The emperor of all colours

As the sun melts the city into a blazing hot yellow, we explore some of the world-famous paintings done in this hue by several artists.
The emperor of all colours

HYDERABAD: “The sound of colours is so definite that it would be hard to find anyone who would express bright yellow with base notes, or dark lake with the treble,” said famous artist Wassily Kandinsky. It’s noteworthy that he talks about the refulgent of all colours – yellow that is. But why yellow?

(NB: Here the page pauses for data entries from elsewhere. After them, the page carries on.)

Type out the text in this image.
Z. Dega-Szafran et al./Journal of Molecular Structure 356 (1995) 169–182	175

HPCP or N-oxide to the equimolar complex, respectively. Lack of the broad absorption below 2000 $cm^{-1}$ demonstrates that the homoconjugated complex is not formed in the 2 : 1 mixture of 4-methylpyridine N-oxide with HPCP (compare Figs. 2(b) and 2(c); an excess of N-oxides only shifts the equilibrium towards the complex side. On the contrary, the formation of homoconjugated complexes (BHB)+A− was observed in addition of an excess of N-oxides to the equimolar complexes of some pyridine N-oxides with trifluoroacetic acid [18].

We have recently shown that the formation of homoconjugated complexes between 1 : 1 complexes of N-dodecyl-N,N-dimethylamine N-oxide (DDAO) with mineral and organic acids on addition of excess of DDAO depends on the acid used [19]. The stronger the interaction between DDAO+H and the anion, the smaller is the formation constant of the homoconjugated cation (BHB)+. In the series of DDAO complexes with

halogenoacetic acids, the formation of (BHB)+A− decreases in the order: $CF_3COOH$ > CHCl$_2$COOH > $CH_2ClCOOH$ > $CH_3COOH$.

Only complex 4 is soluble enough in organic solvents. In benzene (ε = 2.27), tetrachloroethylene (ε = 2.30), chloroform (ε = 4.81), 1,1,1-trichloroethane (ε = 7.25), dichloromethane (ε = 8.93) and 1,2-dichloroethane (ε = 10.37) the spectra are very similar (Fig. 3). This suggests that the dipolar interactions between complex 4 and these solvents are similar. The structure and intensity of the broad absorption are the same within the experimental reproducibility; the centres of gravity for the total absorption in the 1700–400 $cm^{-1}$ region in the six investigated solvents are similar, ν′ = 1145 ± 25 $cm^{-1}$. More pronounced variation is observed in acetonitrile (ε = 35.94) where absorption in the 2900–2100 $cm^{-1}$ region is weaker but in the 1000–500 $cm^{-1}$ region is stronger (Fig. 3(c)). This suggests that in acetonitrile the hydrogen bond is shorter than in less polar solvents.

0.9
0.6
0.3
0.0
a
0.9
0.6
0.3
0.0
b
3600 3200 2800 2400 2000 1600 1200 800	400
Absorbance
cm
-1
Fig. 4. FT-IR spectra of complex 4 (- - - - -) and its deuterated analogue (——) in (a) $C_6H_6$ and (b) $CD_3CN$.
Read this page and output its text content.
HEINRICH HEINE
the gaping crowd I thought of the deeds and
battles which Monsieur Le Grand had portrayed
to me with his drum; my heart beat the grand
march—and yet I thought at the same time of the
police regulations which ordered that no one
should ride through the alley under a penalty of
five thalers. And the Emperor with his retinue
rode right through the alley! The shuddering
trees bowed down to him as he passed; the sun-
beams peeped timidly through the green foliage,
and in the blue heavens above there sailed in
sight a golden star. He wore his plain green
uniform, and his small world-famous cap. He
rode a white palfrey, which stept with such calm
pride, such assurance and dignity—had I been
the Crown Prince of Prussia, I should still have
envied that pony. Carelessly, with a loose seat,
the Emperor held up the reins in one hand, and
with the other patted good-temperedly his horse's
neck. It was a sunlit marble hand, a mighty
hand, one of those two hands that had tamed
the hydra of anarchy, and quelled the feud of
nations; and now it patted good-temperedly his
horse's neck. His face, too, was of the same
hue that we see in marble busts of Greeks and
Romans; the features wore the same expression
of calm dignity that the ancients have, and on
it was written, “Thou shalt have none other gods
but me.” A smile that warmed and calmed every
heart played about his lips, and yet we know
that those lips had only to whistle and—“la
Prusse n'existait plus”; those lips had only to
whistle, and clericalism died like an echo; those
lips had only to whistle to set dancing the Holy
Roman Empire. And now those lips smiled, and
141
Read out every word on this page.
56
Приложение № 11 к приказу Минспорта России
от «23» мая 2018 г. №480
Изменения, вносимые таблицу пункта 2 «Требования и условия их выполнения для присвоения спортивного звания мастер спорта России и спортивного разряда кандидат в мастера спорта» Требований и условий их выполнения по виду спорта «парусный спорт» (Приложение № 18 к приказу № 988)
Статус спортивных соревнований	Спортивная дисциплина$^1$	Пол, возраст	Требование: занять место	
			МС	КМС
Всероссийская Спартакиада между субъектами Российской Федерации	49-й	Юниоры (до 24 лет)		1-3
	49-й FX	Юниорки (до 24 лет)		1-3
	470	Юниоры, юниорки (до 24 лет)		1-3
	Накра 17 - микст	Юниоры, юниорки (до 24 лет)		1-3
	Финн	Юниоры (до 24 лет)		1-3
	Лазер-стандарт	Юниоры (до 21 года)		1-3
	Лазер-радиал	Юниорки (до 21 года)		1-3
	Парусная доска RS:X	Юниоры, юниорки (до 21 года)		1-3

What is it about this bright hue that has enchanted both the artists and the art aficionados for centuries? Well, by the time 19th century ended, if one colour represented depravity it was yellow symbolising demi monde in Europe and related subjects. It’s only later that a lot of artists chose to focus on the colour itself rather than what brush strokes dipped in yellow brought onto the canvas. 


Even way back in 15th century artists like Pieter Bruegel painted an opus like ‘Harvesters’ focussing on the hay festival showing wind-bent golden wheat crops lying abundantly while some of the workers rest around the adjoining trees.

The paintings on hay are part of a series of six works that define seasons of the year. Antwerp merchant Niclaes Jongelinck had commissioned it from the Flemish artist.

He lived at the rise of Renaissance and it’s clear the painting is bereft of any religious subject which means he’s defying what others bowed to.

It’s only incidental that the colour he chose to paint his work with is yellow. In its full brightness the colour announces the arrival of newness both in approach and thinking.


Who painted the colour better than Vincent Van Gogh in the work ‘Vase with Fifteen Sunflowers’? Or the ripe fields. Even when he died in the year 1890, several flowers, including sunflowers were kept near his death-bed.  Even the house where the artist lived along with the Post Impressionist  artist Paul Gaugin he painted a lot of sunflower paintings working day and night on his opuses till the sunflowers wilted. He even painted the yellow house, in southern France, under a clear-blue sky. 

But it was Gustav Klimt, the Austrian artist, who made yellow an eternal colour with his portraits of a lady and the famous painting ‘The Kiss’. Interestingly, the artist used a lot of gold leaves and oil paint to give that glowing layer to his paintings that seem to glitter from within the layers of paints.